The sutta says that a normal human will feel both bodily and mental suffering, and that a Noble Person will only the bodily suffering (of course, the mental suffering gradually reduces with higher magga phala and is totally eliminated only at the Arahant stage).

So, the suffering that is common to both is the bodily suffering and that is the dukkha dukkha. For an Arahant, that also is stopped at Parinibbana.

This is very clear in the sutta in the verse that comes right after the last verse you quoted, which says: “Seyyathāpi, bhikkhave, purisaṃ sallena vijjheyya. Tamenaṃ dutiyena sallena anuvedhaṃ na vijjheyya. Evañhi so, bhikkhave, puriso ekasallena vedanaṃ vedayati. Evameva kho, bhikkhave, sutavā ariyasāvako dukkhāya vedanāya phuṭṭho samāno na socati, na kilamati, na paridevati, na urattāḷiṃ kandati, na sammohaṃ āpajjati. So ekaṃ vedanaṃ vedayati—kāyikaṃ, na cetasikaṃ“.

Translated, not word by word, but to give the idea: “Bhikkhus, Suppose a man were to be shot with a spear.

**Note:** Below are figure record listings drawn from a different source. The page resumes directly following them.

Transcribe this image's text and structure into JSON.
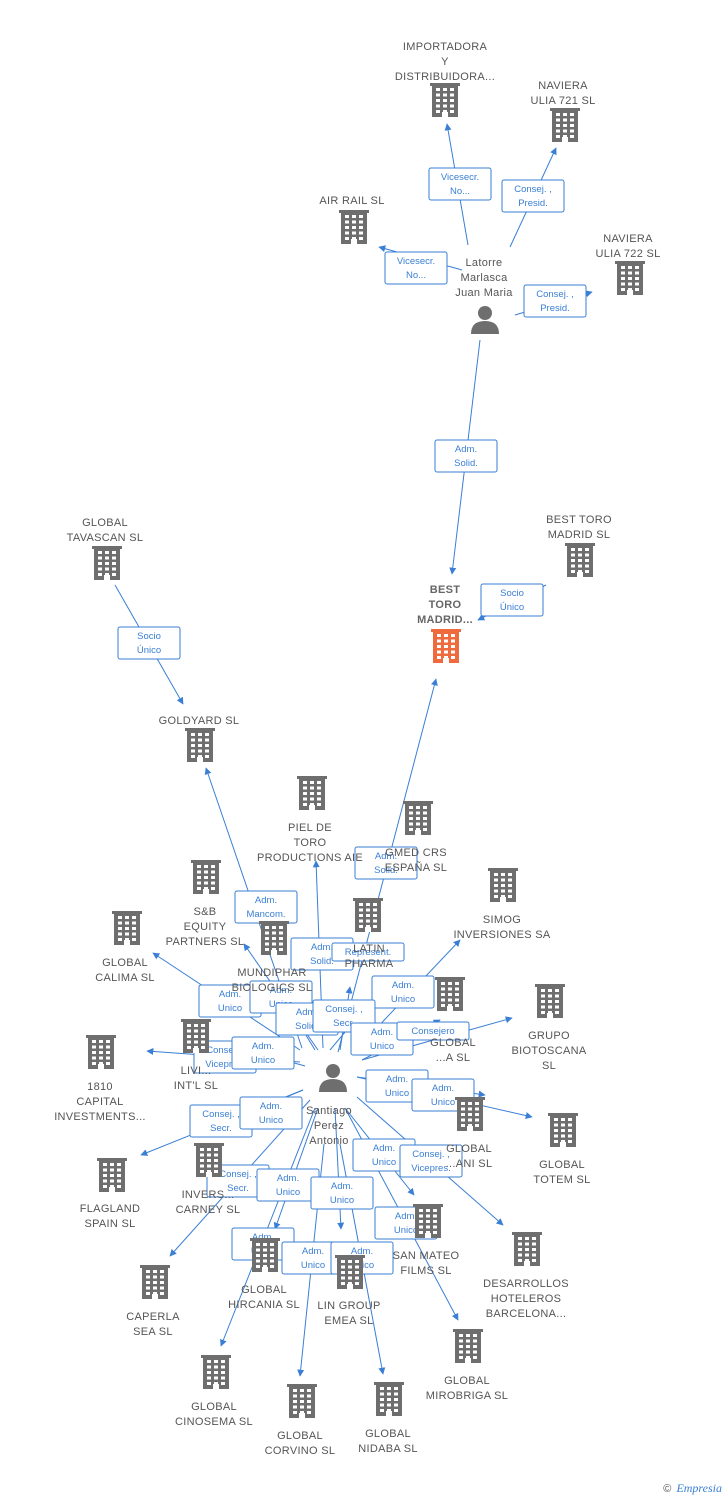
{
  "colors": {
    "edge": "#3a7fd5",
    "building": "#6e6e6e",
    "focus_building": "#ef6a3c",
    "person": "#6e6e6e",
    "label": "#555555"
  },
  "credit": {
    "symbol": "©",
    "brand": "Empresia"
  },
  "nodes": [
    {
      "id": "importadora",
      "type": "company",
      "label": [
        "IMPORTADORA",
        "Y",
        "DISTRIBUIDORA..."
      ]
    },
    {
      "id": "naviera721",
      "type": "company",
      "label": [
        "NAVIERA",
        "ULIA 721  SL"
      ]
    },
    {
      "id": "airrail",
      "type": "company",
      "label": [
        "AIR RAIL SL"
      ]
    },
    {
      "id": "latorre",
      "type": "person",
      "label": [
        "Latorre",
        "Marlasca",
        "Juan Maria"
      ]
    },
    {
      "id": "naviera722",
      "type": "company",
      "label": [
        "NAVIERA",
        "ULIA 722  SL"
      ]
    },
    {
      "id": "globaltavascan",
      "type": "company",
      "label": [
        "GLOBAL",
        "TAVASCAN  SL"
      ]
    },
    {
      "id": "besttoro2",
      "type": "company",
      "label": [
        "BEST TORO",
        "MADRID  SL"
      ]
    },
    {
      "id": "besttoro",
      "type": "company",
      "focus": true,
      "label": [
        "BEST",
        "TORO",
        "MADRID..."
      ]
    },
    {
      "id": "goldyard",
      "type": "company",
      "label": [
        "GOLDYARD SL"
      ]
    },
    {
      "id": "pieldetoro",
      "type": "company",
      "label": [
        "PIEL DE",
        "TORO",
        "PRODUCTIONS AIE"
      ]
    },
    {
      "id": "gmed",
      "type": "company",
      "label": [
        "GMED CRS",
        "ESPAÑA  SL"
      ]
    },
    {
      "id": "sbequity",
      "type": "company",
      "label": [
        "S&B",
        "EQUITY",
        "PARTNERS  SL"
      ]
    },
    {
      "id": "simog",
      "type": "company",
      "label": [
        "SIMOG",
        "INVERSIONES SA"
      ]
    },
    {
      "id": "globalcalima",
      "type": "company",
      "label": [
        "GLOBAL",
        "CALIMA SL"
      ]
    },
    {
      "id": "mundiphar",
      "type": "company",
      "label": [
        "MUNDIPHAR",
        "BIOLOGICS SL"
      ]
    },
    {
      "id": "latinpharma",
      "type": "company",
      "label": [
        "LATIN",
        "PHARMA"
      ]
    },
    {
      "id": "globalx",
      "type": "company",
      "label": [
        "GLOBAL",
        "...A SL"
      ]
    },
    {
      "id": "grupobiotoscana",
      "type": "company",
      "label": [
        "GRUPO",
        "BIOTOSCANA",
        "SL"
      ]
    },
    {
      "id": "capital1810",
      "type": "company",
      "label": [
        "1810",
        "CAPITAL",
        "INVESTMENTS..."
      ]
    },
    {
      "id": "living",
      "type": "company",
      "label": [
        "LIVI...",
        "INT'L  SL"
      ]
    },
    {
      "id": "santiago",
      "type": "person",
      "label": [
        "Santiago",
        "Perez",
        "Antonio"
      ]
    },
    {
      "id": "globalani",
      "type": "company",
      "label": [
        "GLOBAL",
        "...ANI  SL"
      ]
    },
    {
      "id": "globaltotem",
      "type": "company",
      "label": [
        "GLOBAL",
        "TOTEM  SL"
      ]
    },
    {
      "id": "flagland",
      "type": "company",
      "label": [
        "FLAGLAND",
        "SPAIN SL"
      ]
    },
    {
      "id": "inverscarney",
      "type": "company",
      "label": [
        "INVERS...",
        "CARNEY SL"
      ]
    },
    {
      "id": "sanmateo",
      "type": "company",
      "label": [
        "SAN MATEO",
        "FILMS SL"
      ]
    },
    {
      "id": "desarrollos",
      "type": "company",
      "label": [
        "DESARROLLOS",
        "HOTELEROS",
        "BARCELONA..."
      ]
    },
    {
      "id": "caperla",
      "type": "company",
      "label": [
        "CAPERLA",
        "SEA SL"
      ]
    },
    {
      "id": "globalhircania",
      "type": "company",
      "label": [
        "GLOBAL",
        "HIRCANIA  SL"
      ]
    },
    {
      "id": "lingroup",
      "type": "company",
      "label": [
        "LIN GROUP",
        "EMEA  SL"
      ]
    },
    {
      "id": "globalmirobriga",
      "type": "company",
      "label": [
        "GLOBAL",
        "MIROBRIGA SL"
      ]
    },
    {
      "id": "globalcinosema",
      "type": "company",
      "label": [
        "GLOBAL",
        "CINOSEMA SL"
      ]
    },
    {
      "id": "globalcorvino",
      "type": "company",
      "label": [
        "GLOBAL",
        "CORVINO SL"
      ]
    },
    {
      "id": "globalnidaba",
      "type": "company",
      "label": [
        "GLOBAL",
        "NIDABA  SL"
      ]
    }
  ],
  "edges": [
    {
      "from": "latorre",
      "to": "importadora",
      "label": [
        "Vicesecr.",
        "No..."
      ]
    },
    {
      "from": "latorre",
      "to": "naviera721",
      "label": [
        "Consej. ,",
        "Presid."
      ]
    },
    {
      "from": "latorre",
      "to": "airrail",
      "label": [
        "Vicesecr.",
        "No..."
      ]
    },
    {
      "from": "latorre",
      "to": "naviera722",
      "label": [
        "Consej. ,",
        "Presid."
      ]
    },
    {
      "from": "latorre",
      "to": "besttoro",
      "label": [
        "Adm.",
        "Solid."
      ]
    },
    {
      "from": "besttoro2",
      "to": "besttoro",
      "label": [
        "Socio",
        "Único"
      ]
    },
    {
      "from": "globaltavascan",
      "to": "goldyard",
      "label": [
        "Socio",
        "Único"
      ]
    },
    {
      "from": "santiago",
      "to": "besttoro",
      "label": [
        "Adm.",
        "Solid."
      ]
    },
    {
      "from": "santiago",
      "to": "goldyard",
      "label": [
        "Adm.",
        "Mancom."
      ]
    },
    {
      "from": "santiago",
      "to": "pieldetoro",
      "label": [
        "Adm.",
        "Solid."
      ]
    },
    {
      "from": "santiago",
      "to": "latinpharma",
      "label": [
        "Represent."
      ]
    },
    {
      "from": "santiago",
      "to": "simog",
      "label": [
        "Adm.",
        "Unico"
      ]
    },
    {
      "from": "santiago",
      "to": "globalcalima",
      "label": [
        "Adm.",
        "Unico"
      ]
    },
    {
      "from": "santiago",
      "to": "mundiphar",
      "label": [
        "Adm.",
        "Unico"
      ]
    },
    {
      "from": "santiago",
      "to": "sbequity",
      "label": [
        "Adm.",
        "Solid."
      ]
    },
    {
      "from": "santiago",
      "to": "gmed",
      "label": [
        "Consej. ,",
        "Secr."
      ]
    },
    {
      "from": "santiago",
      "to": "globalx",
      "label": [
        "Adm.",
        "Unico"
      ]
    },
    {
      "from": "santiago",
      "to": "grupobiotoscana",
      "label": [
        "Consejero"
      ]
    },
    {
      "from": "santiago",
      "to": "capital1810",
      "label": [
        "Consej. ,",
        "Vicepres."
      ]
    },
    {
      "from": "santiago",
      "to": "living",
      "label": [
        "Adm.",
        "Unico"
      ]
    },
    {
      "from": "santiago",
      "to": "globalani",
      "label": [
        "Adm.",
        "Unico"
      ]
    },
    {
      "from": "santiago",
      "to": "globaltotem",
      "label": [
        "Adm.",
        "Unico"
      ]
    },
    {
      "from": "santiago",
      "to": "flagland",
      "label": [
        "Consej. ,",
        "Secr."
      ]
    },
    {
      "from": "santiago",
      "to": "inverscarney",
      "label": [
        "Adm.",
        "Unico"
      ]
    },
    {
      "from": "santiago",
      "to": "caperla",
      "label": [
        "Consej. ,",
        "Secr."
      ]
    },
    {
      "from": "santiago",
      "to": "globalhircania",
      "label": [
        "Adm.",
        "Unico"
      ]
    },
    {
      "from": "santiago",
      "to": "lingroup",
      "label": [
        "Adm.",
        "Unico"
      ]
    },
    {
      "from": "santiago",
      "to": "sanmateo",
      "label": [
        "Adm.",
        "Unico"
      ]
    },
    {
      "from": "santiago",
      "to": "desarrollos",
      "label": [
        "Consej. ,",
        "Vicepres."
      ]
    },
    {
      "from": "santiago",
      "to": "globalmirobriga",
      "label": [
        "Adm.",
        "Unico"
      ]
    },
    {
      "from": "santiago",
      "to": "globalcinosema",
      "label": [
        "Adm.",
        "Unico"
      ]
    },
    {
      "from": "santiago",
      "to": "globalcorvino",
      "label": [
        "Adm.",
        "Unico"
      ]
    },
    {
      "from": "santiago",
      "to": "globalnidaba",
      "label": [
        "Adm.",
        "Unico"
      ]
    }
  ]
}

In addition to the physical pain, he would become distraught by the injury and suffer mentally too. That is like being pierced by the spear twice. A Noble Person pierced by the same spear will have only that bodily suffering, and no mental suffering”.

The difference is that the Noble Person would realize that the bodily injury is due to a kamma vipaka, and there is nothing one can do, but to take steps to heal it. There is no point in worrying about it.

The mental suffering that will be stopped totally at the Arahant phala moment is also called “samphassa ja vedana“; see, “Vēdanā (Feelings) Arise in Two Ways“.